Qui comprend aujourd'hui que l'esprit se révèle à la nuit? Le monde des corps appartient, lui, au jour. La nuit; cette dame enchanteresse, admirable consolatrice des âmes en dérive dans leurs questionnements sur une existence sans cesse à questionner; nourricière de l'esprit, généreuse, fidèle et fuyante, à l'aspect austère et pourtant rassurant. Faut-il être écrivain, peintre ou malheureux pour s'abandonner à la déesse noire et céleste? Elle sait draper d'un voile les passions qui nous assomment. Elle offre le silence, remède aux âmes déchirées, le vide, la conscience, l'intériorité, la distance à la matérialité; cette fabrication du déchainement annoncée dans la déflagration du noir brut au lever du jour. Là, le monde des corps s'active dans une respiration haletante à la recherche du progrès et sa stimulation brutale, scientifique, plombante, artificielle. Le monde quantifié, solide, inaltérable. Mortelle avalanche des humains avariés nourrit d'une majesté maintenant évanouie.

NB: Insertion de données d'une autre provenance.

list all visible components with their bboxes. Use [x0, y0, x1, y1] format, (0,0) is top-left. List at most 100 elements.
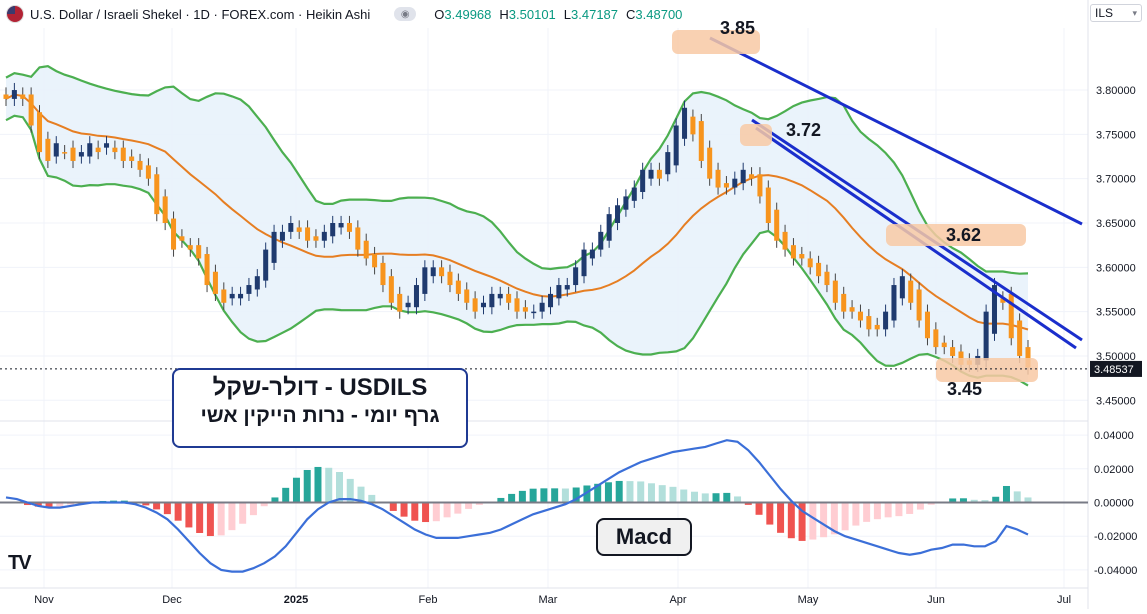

Que les jours soient des nuits et ces nuits éternelles et fleurissantes. Mais une nuit de l'esprit, une nuit plus céleste que celle de l'atmosphère, sans la tutelle de cette déesse trop attachante. Juste la délivrance dans le vide et l'obscur, au sein d'un monde éteint du feu des passions et ses activités aliénantes. Où resplendit au loin la sainte bienveillance du divin depuis son temple hospitalier aux chambres infinies. Éteint le feu de l'esprit et le feu terrestre s'éteindra. C'est donc ça. L'esprit plus fort que la matière. Le corps soumis à l'esprit, la volonté, l'intelligence. Un soleil englouti sur l'horizon terrestre agonisant de lueurs de sang qui en font la beauté. C'est la métanoïa, la plongée intérieure au sein du monde liquide débarrassé des pesanteurs du jour. La ligne d'horizon s'est tue, les mers et les cieux ne font plus qu'un dans l'unité sainte de la nuit et sa couleur impartiale.
Chaque nuit est un cycle, une vie, un humain, un esprit.